For the first 300 years of its colonial life, Cuba remained as a less important part of the Spanish empire when compared with Mexico and Peru. Cuba had little mineral wealth and Spaniards searching for gold and silver concentrated on the mainland colonies. Cuban society developed slowly and the island was primarily a supply naval base for Spanish fleets transporting metals from Mexico and Perú.
Several factors converged in the late eighteenth century to bring Cuba into world affairs and to give sugar a major boost. In 1762-63 the British occupied Cuba. Oppressive Spanish trade restrictions were lifted and Cuba was thrown open to trade with England and its North American colonies. Following the occupation, Spain relaxed its restrictive trade policies and allowed Cubans to trade with its neighbors to the North.

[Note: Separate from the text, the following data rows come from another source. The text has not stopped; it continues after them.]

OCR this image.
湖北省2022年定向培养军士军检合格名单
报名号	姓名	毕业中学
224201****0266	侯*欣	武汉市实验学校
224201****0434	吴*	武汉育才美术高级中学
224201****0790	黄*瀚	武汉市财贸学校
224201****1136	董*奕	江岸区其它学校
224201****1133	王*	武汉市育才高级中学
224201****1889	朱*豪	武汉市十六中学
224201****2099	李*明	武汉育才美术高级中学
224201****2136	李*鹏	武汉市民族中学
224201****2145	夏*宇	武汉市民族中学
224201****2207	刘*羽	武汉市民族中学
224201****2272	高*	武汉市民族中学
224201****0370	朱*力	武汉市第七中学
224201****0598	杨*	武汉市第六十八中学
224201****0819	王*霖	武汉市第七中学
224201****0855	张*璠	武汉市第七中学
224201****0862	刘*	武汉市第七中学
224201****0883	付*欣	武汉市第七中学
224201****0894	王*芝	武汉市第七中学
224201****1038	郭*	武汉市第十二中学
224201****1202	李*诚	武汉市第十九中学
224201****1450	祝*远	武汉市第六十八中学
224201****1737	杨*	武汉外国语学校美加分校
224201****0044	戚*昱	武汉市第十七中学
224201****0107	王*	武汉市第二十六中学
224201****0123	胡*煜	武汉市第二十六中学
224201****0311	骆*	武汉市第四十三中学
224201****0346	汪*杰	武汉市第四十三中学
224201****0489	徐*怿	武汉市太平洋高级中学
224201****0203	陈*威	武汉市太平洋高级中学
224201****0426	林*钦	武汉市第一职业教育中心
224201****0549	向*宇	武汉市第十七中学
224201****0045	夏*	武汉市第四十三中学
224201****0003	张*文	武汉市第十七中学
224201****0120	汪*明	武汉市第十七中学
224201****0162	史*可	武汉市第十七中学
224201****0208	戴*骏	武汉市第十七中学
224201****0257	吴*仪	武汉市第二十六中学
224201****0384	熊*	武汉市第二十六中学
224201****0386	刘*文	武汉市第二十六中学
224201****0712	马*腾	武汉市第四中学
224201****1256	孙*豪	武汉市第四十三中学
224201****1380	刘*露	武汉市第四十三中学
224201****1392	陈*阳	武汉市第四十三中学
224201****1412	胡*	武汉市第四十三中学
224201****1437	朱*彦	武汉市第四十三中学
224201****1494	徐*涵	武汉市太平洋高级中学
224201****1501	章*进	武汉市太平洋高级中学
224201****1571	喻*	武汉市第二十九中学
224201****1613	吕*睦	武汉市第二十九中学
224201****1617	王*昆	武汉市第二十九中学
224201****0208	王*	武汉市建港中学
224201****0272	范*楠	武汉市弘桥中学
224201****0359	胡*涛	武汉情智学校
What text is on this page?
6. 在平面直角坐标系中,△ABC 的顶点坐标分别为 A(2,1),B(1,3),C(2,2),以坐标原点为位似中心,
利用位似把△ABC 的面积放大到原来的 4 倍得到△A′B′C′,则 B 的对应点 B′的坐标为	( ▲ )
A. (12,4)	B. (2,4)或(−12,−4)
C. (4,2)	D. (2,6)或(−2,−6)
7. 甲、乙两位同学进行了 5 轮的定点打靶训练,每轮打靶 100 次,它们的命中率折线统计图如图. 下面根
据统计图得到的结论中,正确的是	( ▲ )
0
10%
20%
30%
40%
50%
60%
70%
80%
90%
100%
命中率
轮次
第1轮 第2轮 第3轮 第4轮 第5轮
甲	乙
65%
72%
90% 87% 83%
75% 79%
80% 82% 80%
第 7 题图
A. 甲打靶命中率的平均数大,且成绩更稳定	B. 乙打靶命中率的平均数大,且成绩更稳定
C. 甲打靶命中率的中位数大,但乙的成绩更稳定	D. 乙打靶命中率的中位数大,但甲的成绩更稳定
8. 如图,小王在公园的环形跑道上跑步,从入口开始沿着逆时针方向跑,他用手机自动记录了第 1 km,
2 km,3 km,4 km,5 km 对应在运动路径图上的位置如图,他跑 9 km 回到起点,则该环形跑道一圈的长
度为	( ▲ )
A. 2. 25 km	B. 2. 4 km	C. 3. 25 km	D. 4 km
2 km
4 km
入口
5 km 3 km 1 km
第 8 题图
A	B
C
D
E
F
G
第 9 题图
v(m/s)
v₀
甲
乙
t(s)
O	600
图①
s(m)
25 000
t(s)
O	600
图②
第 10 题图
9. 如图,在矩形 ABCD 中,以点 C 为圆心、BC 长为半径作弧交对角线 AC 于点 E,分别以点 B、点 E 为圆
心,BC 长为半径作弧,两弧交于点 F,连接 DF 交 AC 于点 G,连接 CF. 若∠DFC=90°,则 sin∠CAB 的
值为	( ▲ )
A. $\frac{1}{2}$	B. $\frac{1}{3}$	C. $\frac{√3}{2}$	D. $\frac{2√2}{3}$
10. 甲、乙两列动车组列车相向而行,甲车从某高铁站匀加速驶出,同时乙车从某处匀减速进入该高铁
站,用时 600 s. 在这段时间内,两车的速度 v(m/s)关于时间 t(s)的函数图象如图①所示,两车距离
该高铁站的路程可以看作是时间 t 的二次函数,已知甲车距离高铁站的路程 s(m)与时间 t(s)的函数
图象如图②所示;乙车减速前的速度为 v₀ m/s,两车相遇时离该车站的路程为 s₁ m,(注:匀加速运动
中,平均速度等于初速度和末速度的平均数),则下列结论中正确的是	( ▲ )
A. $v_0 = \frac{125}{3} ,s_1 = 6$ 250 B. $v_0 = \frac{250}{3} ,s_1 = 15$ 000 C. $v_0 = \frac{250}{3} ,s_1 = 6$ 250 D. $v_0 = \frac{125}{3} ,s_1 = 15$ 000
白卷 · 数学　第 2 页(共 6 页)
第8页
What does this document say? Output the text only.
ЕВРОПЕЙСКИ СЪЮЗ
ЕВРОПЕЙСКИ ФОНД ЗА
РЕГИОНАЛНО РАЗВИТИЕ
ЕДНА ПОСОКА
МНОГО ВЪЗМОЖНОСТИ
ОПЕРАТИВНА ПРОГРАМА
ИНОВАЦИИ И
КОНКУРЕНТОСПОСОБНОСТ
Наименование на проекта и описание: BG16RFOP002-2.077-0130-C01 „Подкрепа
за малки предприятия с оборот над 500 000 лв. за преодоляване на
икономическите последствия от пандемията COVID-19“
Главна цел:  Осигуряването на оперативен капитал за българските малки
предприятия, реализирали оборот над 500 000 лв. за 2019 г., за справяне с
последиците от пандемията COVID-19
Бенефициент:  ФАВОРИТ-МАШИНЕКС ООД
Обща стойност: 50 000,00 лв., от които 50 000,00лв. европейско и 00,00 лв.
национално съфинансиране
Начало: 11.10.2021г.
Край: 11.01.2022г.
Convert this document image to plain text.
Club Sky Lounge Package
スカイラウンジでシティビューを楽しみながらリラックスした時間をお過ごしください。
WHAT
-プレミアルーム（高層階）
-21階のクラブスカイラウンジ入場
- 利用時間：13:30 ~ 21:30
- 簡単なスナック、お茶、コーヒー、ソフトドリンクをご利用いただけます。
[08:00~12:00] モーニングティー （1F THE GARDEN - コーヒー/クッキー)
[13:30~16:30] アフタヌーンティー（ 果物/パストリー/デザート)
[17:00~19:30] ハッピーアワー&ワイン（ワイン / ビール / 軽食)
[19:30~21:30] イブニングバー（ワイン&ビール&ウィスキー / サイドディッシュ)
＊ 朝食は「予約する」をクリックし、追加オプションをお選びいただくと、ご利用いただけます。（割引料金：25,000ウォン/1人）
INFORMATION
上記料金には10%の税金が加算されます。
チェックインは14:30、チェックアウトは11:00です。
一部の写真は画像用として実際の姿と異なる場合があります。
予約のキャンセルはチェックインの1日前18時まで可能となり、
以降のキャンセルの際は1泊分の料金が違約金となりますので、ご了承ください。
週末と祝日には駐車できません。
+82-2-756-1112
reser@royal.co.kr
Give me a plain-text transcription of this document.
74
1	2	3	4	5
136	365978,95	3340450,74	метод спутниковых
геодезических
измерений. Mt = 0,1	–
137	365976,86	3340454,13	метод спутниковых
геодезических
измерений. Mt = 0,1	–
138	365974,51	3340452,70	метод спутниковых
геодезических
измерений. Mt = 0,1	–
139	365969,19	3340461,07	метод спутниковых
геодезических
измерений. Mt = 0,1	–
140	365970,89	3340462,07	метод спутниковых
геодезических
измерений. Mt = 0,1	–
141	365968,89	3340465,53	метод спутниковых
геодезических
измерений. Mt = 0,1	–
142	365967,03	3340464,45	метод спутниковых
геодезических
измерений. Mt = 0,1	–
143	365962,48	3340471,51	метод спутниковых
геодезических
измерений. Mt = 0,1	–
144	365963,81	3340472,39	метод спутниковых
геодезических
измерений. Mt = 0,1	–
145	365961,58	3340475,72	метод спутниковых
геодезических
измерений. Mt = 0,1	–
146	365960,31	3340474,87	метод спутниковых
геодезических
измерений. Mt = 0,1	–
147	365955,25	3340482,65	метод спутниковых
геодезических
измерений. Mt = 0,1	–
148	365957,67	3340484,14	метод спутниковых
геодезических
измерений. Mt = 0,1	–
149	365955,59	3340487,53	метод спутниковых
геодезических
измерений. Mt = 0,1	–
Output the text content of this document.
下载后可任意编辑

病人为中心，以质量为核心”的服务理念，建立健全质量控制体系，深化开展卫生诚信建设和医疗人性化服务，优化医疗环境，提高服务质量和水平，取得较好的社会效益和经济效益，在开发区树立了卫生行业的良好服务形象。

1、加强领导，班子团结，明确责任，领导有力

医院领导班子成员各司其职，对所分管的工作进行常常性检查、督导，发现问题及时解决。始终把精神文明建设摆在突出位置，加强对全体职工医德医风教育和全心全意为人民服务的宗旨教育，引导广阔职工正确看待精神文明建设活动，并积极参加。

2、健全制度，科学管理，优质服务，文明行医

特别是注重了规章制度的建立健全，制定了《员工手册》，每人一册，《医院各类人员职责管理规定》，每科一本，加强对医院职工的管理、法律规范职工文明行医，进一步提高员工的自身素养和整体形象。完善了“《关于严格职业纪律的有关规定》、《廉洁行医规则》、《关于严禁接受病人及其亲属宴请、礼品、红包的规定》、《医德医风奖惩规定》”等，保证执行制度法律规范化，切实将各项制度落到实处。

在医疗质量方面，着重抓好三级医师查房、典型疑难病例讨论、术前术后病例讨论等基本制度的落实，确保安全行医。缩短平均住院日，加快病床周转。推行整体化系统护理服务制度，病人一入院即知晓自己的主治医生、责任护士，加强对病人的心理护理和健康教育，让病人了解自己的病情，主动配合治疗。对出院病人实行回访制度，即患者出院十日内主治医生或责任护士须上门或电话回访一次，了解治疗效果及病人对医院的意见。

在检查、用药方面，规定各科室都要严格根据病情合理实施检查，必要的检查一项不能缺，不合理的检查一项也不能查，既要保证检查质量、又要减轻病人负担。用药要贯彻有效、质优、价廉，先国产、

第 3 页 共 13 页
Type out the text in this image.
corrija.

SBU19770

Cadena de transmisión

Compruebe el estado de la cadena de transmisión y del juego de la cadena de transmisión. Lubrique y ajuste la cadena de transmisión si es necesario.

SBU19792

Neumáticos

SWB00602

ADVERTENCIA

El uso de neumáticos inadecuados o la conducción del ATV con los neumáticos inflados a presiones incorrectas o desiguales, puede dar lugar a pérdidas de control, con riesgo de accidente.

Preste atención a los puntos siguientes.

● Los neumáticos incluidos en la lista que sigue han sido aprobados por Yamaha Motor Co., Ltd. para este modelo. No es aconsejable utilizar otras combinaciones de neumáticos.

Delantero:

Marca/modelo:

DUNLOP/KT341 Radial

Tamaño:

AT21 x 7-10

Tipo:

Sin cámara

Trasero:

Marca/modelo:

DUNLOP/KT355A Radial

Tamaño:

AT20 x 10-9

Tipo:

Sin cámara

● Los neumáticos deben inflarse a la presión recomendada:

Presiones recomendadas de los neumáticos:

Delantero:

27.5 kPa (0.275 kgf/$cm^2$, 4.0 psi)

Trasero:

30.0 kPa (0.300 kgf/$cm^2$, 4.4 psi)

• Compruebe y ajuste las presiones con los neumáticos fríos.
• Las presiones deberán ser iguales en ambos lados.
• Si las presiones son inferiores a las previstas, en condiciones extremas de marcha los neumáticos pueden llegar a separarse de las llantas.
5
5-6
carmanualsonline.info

The occupation gave Cuba an initial economic impulse. When the slave uprising and the destruction of the sugar properties in neighboring Haiti in the 1790s, Cuba was ready to become the sugar bowl of the Caribbean and replace Haiti as the supplier of sugar to Europe. Thousands of slaves were imported to work the sugar plantations. Throughout the 19th century sugar as well as coffee and tobacco became increasingly important. Large cattle estates were subdivided. The Spanish Crown also aided the development of sugar. In 1795 Cuba had 478 sugar mills. By 1860, it is estimated that there were over 900 steam sugar mills producing over 500,000 tons of sugar.